Though I try not to be, I’m also rather sentimental about the holiday season. It’s like muscle memory that is embedded so deeply inside us as kids that we can’t seem to shake it. To be sure, my rational mind finds much fault with the sugarfest that is Halloween, the slaughterfest that is Thanksgiving, and the consumerfest that is Christmas, but somehow the thought of sharing “family” meals, drinking warm cider, and watching leaves change overrides all of that. God bless societal conditioning.

Like so many conflicting items on my agenda, my affection for autumn is at fierce odds with a recurring desire to live a tropical life. As alluring as a constant temperate climate is to me, I also fear that I would miss the evolution of the seasons that serves so brilliantly as a marker of time’s passage. It’s also just not right to wear shorts at Christmas time. There should be warm sweaters and cozy scarves and crackling logs.

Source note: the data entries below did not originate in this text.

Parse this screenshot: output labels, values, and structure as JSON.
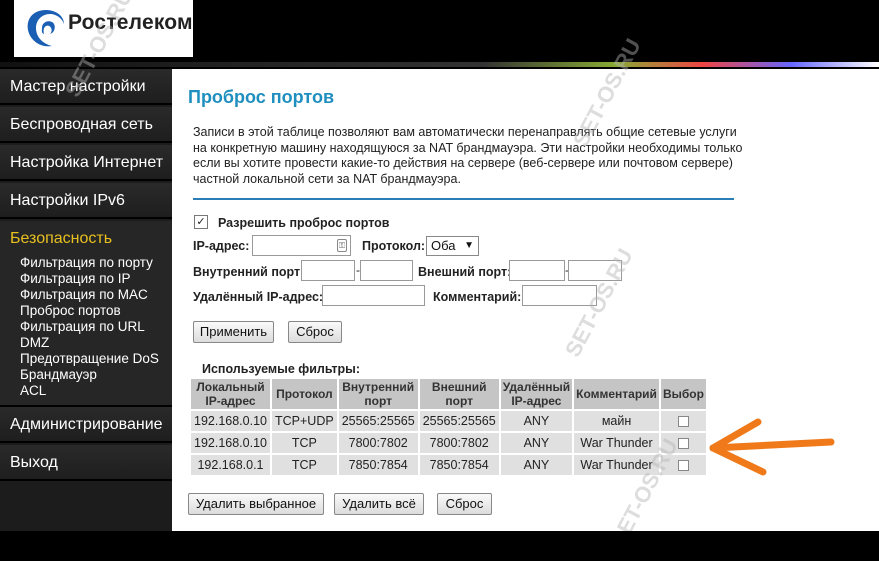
{
  "brand": {
    "name": "Ростелеком"
  },
  "sidebar": {
    "items": [
      {
        "label": "Мастер настройки"
      },
      {
        "label": "Беспроводная сеть"
      },
      {
        "label": "Настройка Интернет"
      },
      {
        "label": "Настройки IPv6"
      },
      {
        "label": "Безопасность"
      },
      {
        "label": "Администрирование"
      },
      {
        "label": "Выход"
      }
    ],
    "security_sub": [
      {
        "label": "Фильтрация по порту"
      },
      {
        "label": "Фильтрация по IP"
      },
      {
        "label": "Фильтрация по MAC"
      },
      {
        "label": "Проброс портов"
      },
      {
        "label": "Фильтрация по URL"
      },
      {
        "label": "DMZ"
      },
      {
        "label": "Предотвращение DoS"
      },
      {
        "label": "Брандмауэр"
      },
      {
        "label": "ACL"
      }
    ]
  },
  "main": {
    "title": "Проброс портов",
    "description": "Записи в этой таблице позволяют вам автоматически перенаправлять общие сетевые услуги на конкретную машину находящуюся за NAT брандмауэра. Эти настройки необходимы только если вы хотите провести какие-то действия на сервере (веб-сервере или почтовом сервере) частной локальной сети за NAT брандмауэра.",
    "form": {
      "enable_label": "Разрешить проброс портов",
      "enable_checked": "✓",
      "ip_label": "IP-адрес:",
      "protocol_label": "Протокол:",
      "protocol_value": "Оба",
      "internal_port_label": "Внутренний порт:",
      "external_port_label": "Внешний порт:",
      "remote_ip_label": "Удалённый IP-адрес:",
      "comment_label": "Комментарий:",
      "apply_button": "Применить",
      "reset_button": "Сброс"
    },
    "filters": {
      "title": "Используемые фильтры:",
      "headers": [
        "Локальный IP-адрес",
        "Протокол",
        "Внутренний порт",
        "Внешний порт",
        "Удалённый IP-адрес",
        "Комментарий",
        "Выбор"
      ],
      "rows": [
        {
          "local_ip": "192.168.0.10",
          "protocol": "TCP+UDP",
          "internal": "25565:25565",
          "external": "25565:25565",
          "remote": "ANY",
          "comment": "майн"
        },
        {
          "local_ip": "192.168.0.10",
          "protocol": "TCP",
          "internal": "7800:7802",
          "external": "7800:7802",
          "remote": "ANY",
          "comment": "War Thunder"
        },
        {
          "local_ip": "192.168.0.1",
          "protocol": "TCP",
          "internal": "7850:7854",
          "external": "7850:7854",
          "remote": "ANY",
          "comment": "War Thunder"
        }
      ],
      "delete_selected_button": "Удалить выбранное",
      "delete_all_button": "Удалить всё",
      "reset_button": "Сброс"
    }
  },
  "watermark": "SET-OS.RU",
  "colors": {
    "title": "#1f8fbf",
    "active_menu": "#e8c020",
    "arrow": "#f07a1a",
    "divider": "#2a7db5"
  }
}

As a kid who loved football, no doubt part of fall’s appeal was the start of a new season. Once I moved on to play basketball, that was yet another bonus. It’s not that I necessarily enjoyed school, but I obsessed over my new notebooks and binders each year. And, yes, having a December birthday likely added still more fuel to the fire.

Maybe part of it, too, is that the end of the year is on the horizon. This year, like so many before it, has sort of sucked for me. In fact, the whole damn decade has been pretty rough. That makes me relish the pending demise and birth of another annual stake in time.

So, as I welcome September’s arrival and know that the Radio City Christmas Spectacular is just right there – as is Dick Clark’s Rocking New Year’s Eve – let me savor the glory of autumn and all that it bears… hoping something in its bounty will move me forward yet again.